Center for Pneumology, Donaustauf Hospital, Donaustauf, Germany.
Respir Care. 2013 Jul;58(7):1204-12. doi: 10.4187/respcare.01961. Epub 2012 Dec 4.
In patients with COPD, chronic anemia is known as an unfavorable prognostic factor. Whether the association between hemoglobin (Hb) levels and long-term survival is restricted to anemia or extends to higher Hb levels has not yet been systematically assessed.
We determined Hb levels in 309 subjects with COPD and chronic respiratory failure prior to initiation of noninvasive ventilation, accounting for confounders that might affect Hb. Subjects were categorized as anemic (Hb < 12 g/dL in females, Hb < 13 g/dL in males), polycythemic (Hb ≥ 15 g/dL in females, Hb ≥ 17 g/dL in males), or normocythemic. In addition, percentiles of Hb values were analyzed with regard to mortality from any cause.
Two-hundred seven subjects (67.0%) showed normal Hb levels, 46 (14.9%) had anemia, and 56 (18.1%) had polycythemia. Polycythemic subjects showed a higher survival rate than anemic (P = .01) and normocythemic subjects (P = .043).
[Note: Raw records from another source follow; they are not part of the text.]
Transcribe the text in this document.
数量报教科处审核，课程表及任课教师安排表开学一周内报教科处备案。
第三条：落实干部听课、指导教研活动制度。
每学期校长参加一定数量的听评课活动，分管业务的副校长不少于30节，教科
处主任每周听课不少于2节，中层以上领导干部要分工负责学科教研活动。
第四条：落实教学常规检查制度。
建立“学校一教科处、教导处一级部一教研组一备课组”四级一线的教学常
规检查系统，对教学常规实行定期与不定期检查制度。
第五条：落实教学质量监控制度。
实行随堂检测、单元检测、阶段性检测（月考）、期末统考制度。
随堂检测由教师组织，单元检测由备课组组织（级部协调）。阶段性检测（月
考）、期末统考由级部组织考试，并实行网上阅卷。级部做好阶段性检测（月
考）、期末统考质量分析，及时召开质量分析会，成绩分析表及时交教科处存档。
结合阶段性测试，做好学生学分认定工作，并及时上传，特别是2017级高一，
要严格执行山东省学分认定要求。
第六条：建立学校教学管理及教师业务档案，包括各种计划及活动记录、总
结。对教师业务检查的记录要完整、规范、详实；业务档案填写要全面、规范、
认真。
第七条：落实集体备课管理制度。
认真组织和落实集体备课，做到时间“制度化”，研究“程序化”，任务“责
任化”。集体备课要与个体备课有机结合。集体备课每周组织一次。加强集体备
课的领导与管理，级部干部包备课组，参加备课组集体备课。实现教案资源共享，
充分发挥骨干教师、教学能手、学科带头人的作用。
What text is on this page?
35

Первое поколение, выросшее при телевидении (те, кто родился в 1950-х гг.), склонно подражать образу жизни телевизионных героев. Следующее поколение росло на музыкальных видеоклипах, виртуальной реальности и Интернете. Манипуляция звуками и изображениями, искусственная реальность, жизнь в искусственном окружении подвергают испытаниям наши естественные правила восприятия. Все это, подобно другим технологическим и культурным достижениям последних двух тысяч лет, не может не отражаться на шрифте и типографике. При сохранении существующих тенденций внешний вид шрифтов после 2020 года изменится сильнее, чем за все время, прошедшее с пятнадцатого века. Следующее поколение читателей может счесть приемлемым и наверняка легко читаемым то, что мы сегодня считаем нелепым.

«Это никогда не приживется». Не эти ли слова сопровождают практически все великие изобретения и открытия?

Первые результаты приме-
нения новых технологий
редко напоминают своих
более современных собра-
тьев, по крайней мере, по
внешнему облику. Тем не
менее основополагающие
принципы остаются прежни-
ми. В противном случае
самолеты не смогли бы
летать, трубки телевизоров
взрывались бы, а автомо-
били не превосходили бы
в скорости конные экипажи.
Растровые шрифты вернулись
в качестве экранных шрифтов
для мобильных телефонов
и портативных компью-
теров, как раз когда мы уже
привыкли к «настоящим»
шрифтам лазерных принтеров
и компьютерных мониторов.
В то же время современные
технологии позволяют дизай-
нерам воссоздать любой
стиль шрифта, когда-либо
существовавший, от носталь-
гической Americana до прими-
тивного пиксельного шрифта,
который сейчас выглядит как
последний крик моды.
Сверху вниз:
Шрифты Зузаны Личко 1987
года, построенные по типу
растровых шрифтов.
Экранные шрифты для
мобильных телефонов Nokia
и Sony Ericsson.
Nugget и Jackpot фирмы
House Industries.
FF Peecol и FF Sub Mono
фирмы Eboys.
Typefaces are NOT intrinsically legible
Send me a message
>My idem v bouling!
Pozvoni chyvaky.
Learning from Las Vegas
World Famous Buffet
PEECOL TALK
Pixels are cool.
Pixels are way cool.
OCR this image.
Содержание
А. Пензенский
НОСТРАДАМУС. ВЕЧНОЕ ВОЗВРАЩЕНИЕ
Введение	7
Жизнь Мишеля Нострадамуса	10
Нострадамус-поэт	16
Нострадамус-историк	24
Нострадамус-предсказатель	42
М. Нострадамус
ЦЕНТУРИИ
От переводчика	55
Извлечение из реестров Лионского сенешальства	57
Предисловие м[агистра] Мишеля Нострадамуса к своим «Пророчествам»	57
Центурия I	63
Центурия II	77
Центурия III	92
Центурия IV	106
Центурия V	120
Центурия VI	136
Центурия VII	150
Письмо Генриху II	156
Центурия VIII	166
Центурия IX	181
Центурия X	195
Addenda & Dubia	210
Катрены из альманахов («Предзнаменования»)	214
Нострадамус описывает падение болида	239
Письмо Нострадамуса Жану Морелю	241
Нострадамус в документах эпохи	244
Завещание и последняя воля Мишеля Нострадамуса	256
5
In a univariate Cox hazards model, Hb was associated with long-term survival (hazard ratio 0.855; 95% CI 0.783-0.934, P < .001). The 58th percentiles of Hb (14.3 g/dL in females, 15.1 g/dL in males) yielded the highest discriminative value for predicting survival (hazard ratio 0.463, 95% CI 0.324-0.660, P < .001). In the multivariate analysis this cutoff was an independent predictor for survival (hazard ratio 0.627, 95% CI 0.414-0.949, P = .03), in addition to age and body mass index.
In subjects with COPD and chronic respiratory failure undergoing treatment with noninvasive ventilation and LTOT, high Hb levels are associated with better long-term survival. The optimal cutoff level for prediction was above the established threshold defining anemia. Thus, predicting survival only on the basis of anemia does not fully utilize the prognostic potential of Hb values in COPD.
在 COPD 患者中,慢性贫血是一种不利的预后因素。血红蛋白(Hb)水平与长期生存之间的关联是否仅限于贫血,还是扩展到更高的 Hb 水平,尚未得到系统评估。
我们在开始无创通气之前,确定了 309 例 COPD 和慢性呼吸衰竭患者的 Hb 水平,考虑了可能影响 Hb 的混杂因素。将受试者分为贫血(女性 Hb < 12 g/dL,男性 Hb < 13 g/dL)、红细胞增多症(女性 Hb ≥ 15 g/dL,男性 Hb ≥ 17 g/dL)或正常 Hb 水平。此外,还分析了 Hb 值的百分位数与任何原因导致的死亡率之间的关系。
207 例(67.0%)患者 Hb 水平正常,46 例(14.9%)贫血,56 例(18.1%)红细胞增多症。红细胞增多症患者的生存率高于贫血(P =.01)和正常 Hb 水平(P =.043)患者。在单变量 Cox 风险模型中,Hb 与长期生存相关(风险比 0.855;95%CI 0.783-0.934,P <.001)。Hb 的第 58 个百分位数(女性 14.3 g/dL,男性 15.1 g/dL)对预测生存具有最高的区分价值(风险比 0.463,95%CI 0.324-0.660,P <.001)。在多变量分析中,该截点是生存的独立预测因素(风险比 0.627,95%CI 0.414-0.949,P =.03),除年龄和体重指数外。
在接受无创通气和 LTOT 治疗的 COPD 和慢性呼吸衰竭患者中,高 Hb 水平与长期生存相关。预测生存的最佳截断值高于定义贫血的既定阈值。因此,仅基于贫血来预测生存并不能充分利用 Hb 值在 COPD 中的预后潜力。